Friday 12th October 2018, 3.05pm (day 2,605)
This is very Hebden Bridge. With an autumn sheen.
Maybe it’s all down to the same combination of conditions that have produced the fecundity of fruit and fungi, but the autumn colours this year are very fine. This is not another football shot, honestly.
A colourful scene depicted from under the Mancunian Way this morning, on another beautifully sunny day. By all forecasts a storm is coming in and I’m not in Manchester again for days yet, so this might be the last time you see the city like this all year. Or, indeed, that I do.
One of the hi-vis army does his valuable stuff on the banks of the Rochdale Canal. A beautiful morning today, and a real ‘Indian Summer’ day. Fine by me.
Halifax’s Piece Hall was built in 1779 and was originally a textile market. It reopened last year after a very expensive restoration project, and certainly is a very smart place now: at the same time it has lost its old ramshackle appeal. Maybe there’s no way of keeping both. It’s not an easy place to photograph from ground level without getting the perpendiculars askew, but I did my best here.
Dukinfield Town of the Manchester League Premier Division have just scored their fifth of the game. It’s safe to say their opponents, Chadderton Reserves, have an uphill struggle to get back into it. I guess here you don’t need to ask which team are which.
Although the game I saw today involved their reserves, rather than the first team, this gives Chadderton FC the dubious distinction of becoming the first team to twice be depicted on this blog conceding a goal (see also 4th August 2018, at their place).
In the time I have been doing this blog, I have made two previous trips to this place, but it has not been documented here for some reason or another. Strange, actually, considering what The Forbidden Corner actually is, a gloriously imaginative folly, a labyrinth where (the first time I visited, at least) I had genuinely no idea what might be around the next corner (forbidden or not). The third trip today was made with my students from Manchester as I had decided that the FC would be a good place to start developing some team-building skills. Better than leaving them up on a moor somewhere, particularly on a rather dull and rainy day like today. Better than being stuck in an office on a Friday, too.
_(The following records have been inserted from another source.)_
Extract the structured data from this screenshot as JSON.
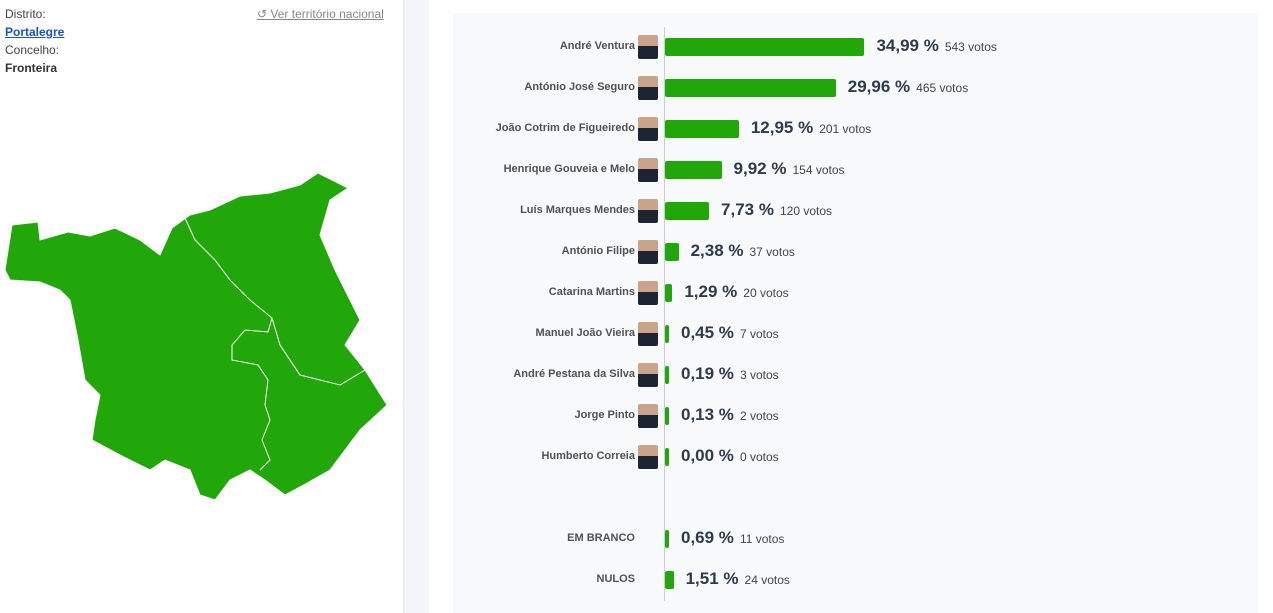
{
  "location": {
    "district_label": "Distrito:",
    "district": "Portalegre",
    "concelho_label": "Concelho:",
    "concelho": "Fronteira",
    "national_link": "Ver território nacional"
  },
  "colors": {
    "bar": "#22a70a",
    "map": "#22a70a",
    "link": "#1a4fd0"
  },
  "results": [
    {
      "name": "André Ventura",
      "pct": "34,99 %",
      "value": 34.99,
      "votes": "543 votos"
    },
    {
      "name": "António José Seguro",
      "pct": "29,96 %",
      "value": 29.96,
      "votes": "465 votos"
    },
    {
      "name": "João Cotrim de Figueiredo",
      "pct": "12,95 %",
      "value": 12.95,
      "votes": "201 votos"
    },
    {
      "name": "Henrique Gouveia e Melo",
      "pct": "9,92 %",
      "value": 9.92,
      "votes": "154 votos"
    },
    {
      "name": "Luís Marques Mendes",
      "pct": "7,73 %",
      "value": 7.73,
      "votes": "120 votos"
    },
    {
      "name": "António Filipe",
      "pct": "2,38 %",
      "value": 2.38,
      "votes": "37 votos"
    },
    {
      "name": "Catarina Martins",
      "pct": "1,29 %",
      "value": 1.29,
      "votes": "20 votos"
    },
    {
      "name": "Manuel João Vieira",
      "pct": "0,45 %",
      "value": 0.45,
      "votes": "7 votos"
    },
    {
      "name": "André Pestana da Silva",
      "pct": "0,19 %",
      "value": 0.19,
      "votes": "3 votos"
    },
    {
      "name": "Jorge Pinto",
      "pct": "0,13 %",
      "value": 0.13,
      "votes": "2 votos"
    },
    {
      "name": "Humberto Correia",
      "pct": "0,00 %",
      "value": 0,
      "votes": "0 votos"
    }
  ],
  "other": [
    {
      "name": "EM BRANCO",
      "pct": "0,69 %",
      "value": 0.69,
      "votes": "11 votos"
    },
    {
      "name": "NULOS",
      "pct": "1,51 %",
      "value": 1.51,
      "votes": "24 votos"
    }
  ]
}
Sofas left on the pavement, that’s one thing. But half a sofa? Like the single abandoned shoe, what’s the story here? Was it just one hell of a party? Has it been sheared off, caught in mid-transition through a wormhole to another dimension?
A morning meeting with a colleague, held in the pleasant surroundings of the Christie Bistro. I had my usual builder’s brew but she went for the mint tea option and I was taken by the appearance of the leaves suspended in the water. As you see here. (I mean, that’s what this blog is, isn’t it? I show you what I see each day…)
Also, a minor milestone — I make this the blog’s 500th Manchester shot.